Table 3: Optimization of formulation parameters for liquisolid systems with immediate drug release
In various studies the effect of different types of non-volatile liquid vehicles has been investigated. The results suggest that the selection of a liquid vehicle with a high solubilizing capacity for the drug and thus, an increased FM, leads to enhanced release profiles [5, 14, 17, 23, 28]. That means that by selection of a liquid vehicle with optimum solubilizing properties the amount of liquid and thus, the weight and size of the liquisolid compacts can be reduced. However, in addition to the drug solubility in the liquid vehicle other physicochemical characteristics of the liquid vehicles such as polarity, viscosity, molecular weight, chemical structure, and lipophilicity may also have an effect on drug release .
A further approach to minimize tablet weight is to increase the liquid load factor by using carrier and coating materials with a high specific surface area or by adding PVP to the liquid formulation.
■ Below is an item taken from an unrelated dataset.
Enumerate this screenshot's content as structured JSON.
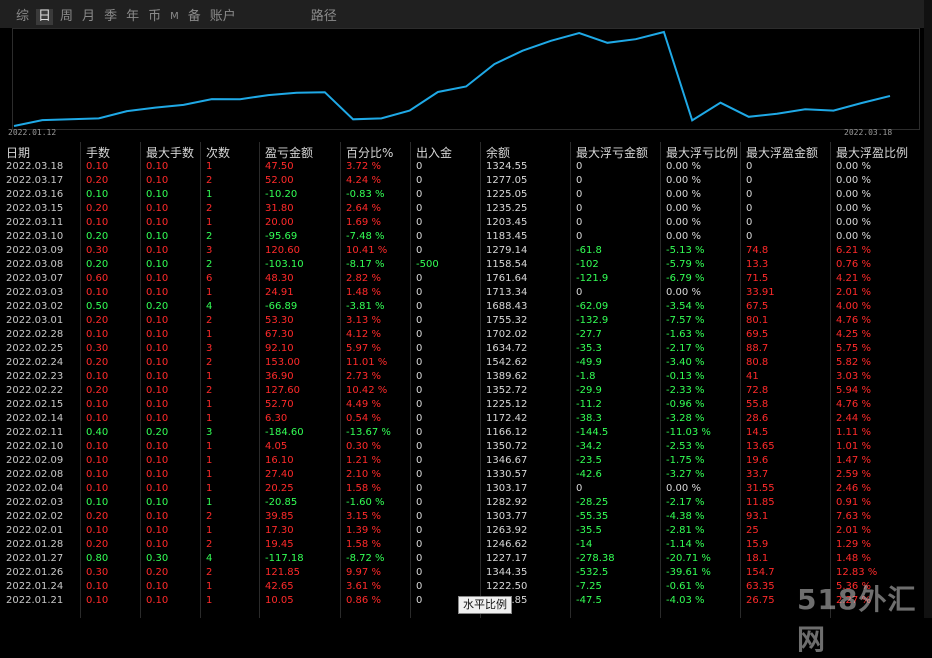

It was found that the higher the specific surface area of an excipient the higher the liquid load factor . For instance, the liquid adsorption capacity of microcrystalline cellulose (1.18 m²/g) is higher than that of lactose (0.35 m²/g), starch (0.6 m²/g), and sorbitol (0.37 m²/g) . Fujicalin® (30 m²/g), a spherically granulated dicalcium phosphate anhydrous, and Neusilin® US2 (300 m²/g), a magnesium aluminometasilicate, turned out to be very effective excipients for liquid adsorption while maintaining acceptable flow and compaction properties [34, 35].
Khaled  noticed precipitation and consequently retention of the drug in the cavities of porous excipients upon contact of the liquid formulation with the release medium.